I'm not personally against them ideologically, but the article kind of proves why we shouldn't do them. As you note, the really important smart contracts get audited and then coded into the blockchain, and as you also note, applications like steemmonsters (and d.tube and dlive.io etc.) exist without them. "But more decentralization must be better" is not a compelling argument to me. If it was, I wouldn't be involved in a DPoS chain. As with every decision we make it comes down to developer resources and scalability. There's a reason why we have more transactions per day then every other blockchain combined and are capable of supporting those txs. While some might think that Smart Contracts are unrelated to scaling ... nothing is unrelated to scaling.
Some of us have maintained from the beginning that Smart Contracts are overvalued, and that Bots+Private keys can get you to all the same places. And if your application really needs Smart Contracts, then there are plenty of protocols out there for you. We are an application-specific protocol. We are the best protocol by far for organizing and incentivizing content. This "simple" design is key to scaling. General purpose protocols are far more difficult to scale, especially when they are open source.
I've yet to see a compelling counter argument and the staggering lack of scalable Smart Contract blockchains as well as serious applications on such protocols is not something that should be ignored. Ethereum blew my mind when it was announced and was a serious trigger for me getting involved in the space (after Bitcoin), but that was because I wanted to see DApps. From where we're standing today Steem remains the only blockchain with real DApps and it did that without "Smart Contracts." Or rather, it did it because it has the right Smart Contracts built into it.
I think this is a good conversation to be having (it's not the first time it's been had) but for me personally, I don't think we should even be thinking about Smart Contracts until Communities and SMTs are out there and then we can reevaluate.
I have to agree with @andrarchy here. Steem + smart contracts would just be a worse EOS. Steem is an application-specific blockchain. It's like an ASIC miner vs a GPU miner - GPU miners (Ethereum/EOS/etc) can be made to do anything, but they will never be as good or efficient at the one specific task of an ASIC miner (Steem).

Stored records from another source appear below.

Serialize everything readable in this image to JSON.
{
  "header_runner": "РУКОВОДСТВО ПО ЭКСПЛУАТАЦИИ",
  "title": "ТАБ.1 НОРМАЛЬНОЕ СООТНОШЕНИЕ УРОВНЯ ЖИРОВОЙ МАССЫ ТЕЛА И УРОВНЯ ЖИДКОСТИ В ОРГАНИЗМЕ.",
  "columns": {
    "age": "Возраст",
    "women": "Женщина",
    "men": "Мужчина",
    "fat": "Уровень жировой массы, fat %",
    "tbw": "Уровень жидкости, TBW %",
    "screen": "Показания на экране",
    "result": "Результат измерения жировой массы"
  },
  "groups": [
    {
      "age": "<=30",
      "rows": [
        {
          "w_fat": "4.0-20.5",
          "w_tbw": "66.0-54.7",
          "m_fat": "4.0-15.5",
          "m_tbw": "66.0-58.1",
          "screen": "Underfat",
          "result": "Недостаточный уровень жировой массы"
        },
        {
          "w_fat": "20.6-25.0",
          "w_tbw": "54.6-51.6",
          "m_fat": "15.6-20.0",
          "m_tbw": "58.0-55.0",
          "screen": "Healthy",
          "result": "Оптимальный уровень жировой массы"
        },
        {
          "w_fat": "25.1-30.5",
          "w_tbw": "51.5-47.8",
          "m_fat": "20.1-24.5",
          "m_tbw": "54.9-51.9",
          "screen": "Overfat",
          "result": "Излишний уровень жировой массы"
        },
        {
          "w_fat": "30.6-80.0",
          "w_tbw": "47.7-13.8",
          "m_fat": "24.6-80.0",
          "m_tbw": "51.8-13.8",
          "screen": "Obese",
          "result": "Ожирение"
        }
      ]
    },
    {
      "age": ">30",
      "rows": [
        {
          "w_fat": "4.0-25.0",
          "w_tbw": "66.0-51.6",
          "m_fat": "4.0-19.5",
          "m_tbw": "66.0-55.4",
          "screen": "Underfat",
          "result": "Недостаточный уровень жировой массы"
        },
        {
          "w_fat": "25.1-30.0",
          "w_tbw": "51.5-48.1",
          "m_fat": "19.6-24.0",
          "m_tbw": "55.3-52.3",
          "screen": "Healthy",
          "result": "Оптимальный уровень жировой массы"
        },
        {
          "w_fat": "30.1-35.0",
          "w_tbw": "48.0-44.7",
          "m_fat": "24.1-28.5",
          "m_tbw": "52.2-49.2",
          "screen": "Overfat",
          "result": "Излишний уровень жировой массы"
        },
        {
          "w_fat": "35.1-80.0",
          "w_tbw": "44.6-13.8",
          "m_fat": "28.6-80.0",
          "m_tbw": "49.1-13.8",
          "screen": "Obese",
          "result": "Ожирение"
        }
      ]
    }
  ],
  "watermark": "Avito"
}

Yes, it means that Steem Monsters cannot be a truly decentralized application (though it can be come surprisingly close using the methods currently available), but it also means that it will be the overwhelming best option for services trying to monetize/reward content publishers online in a decentralized manner.
I think this can be summed up with a quote (I don't remember who said it):
Great points, the ASIC miner analogy is perfect.
Not totally sure who originally said "Do one thing and do it well", but I believe that's the UNIX philosophy / mantra, isn't it?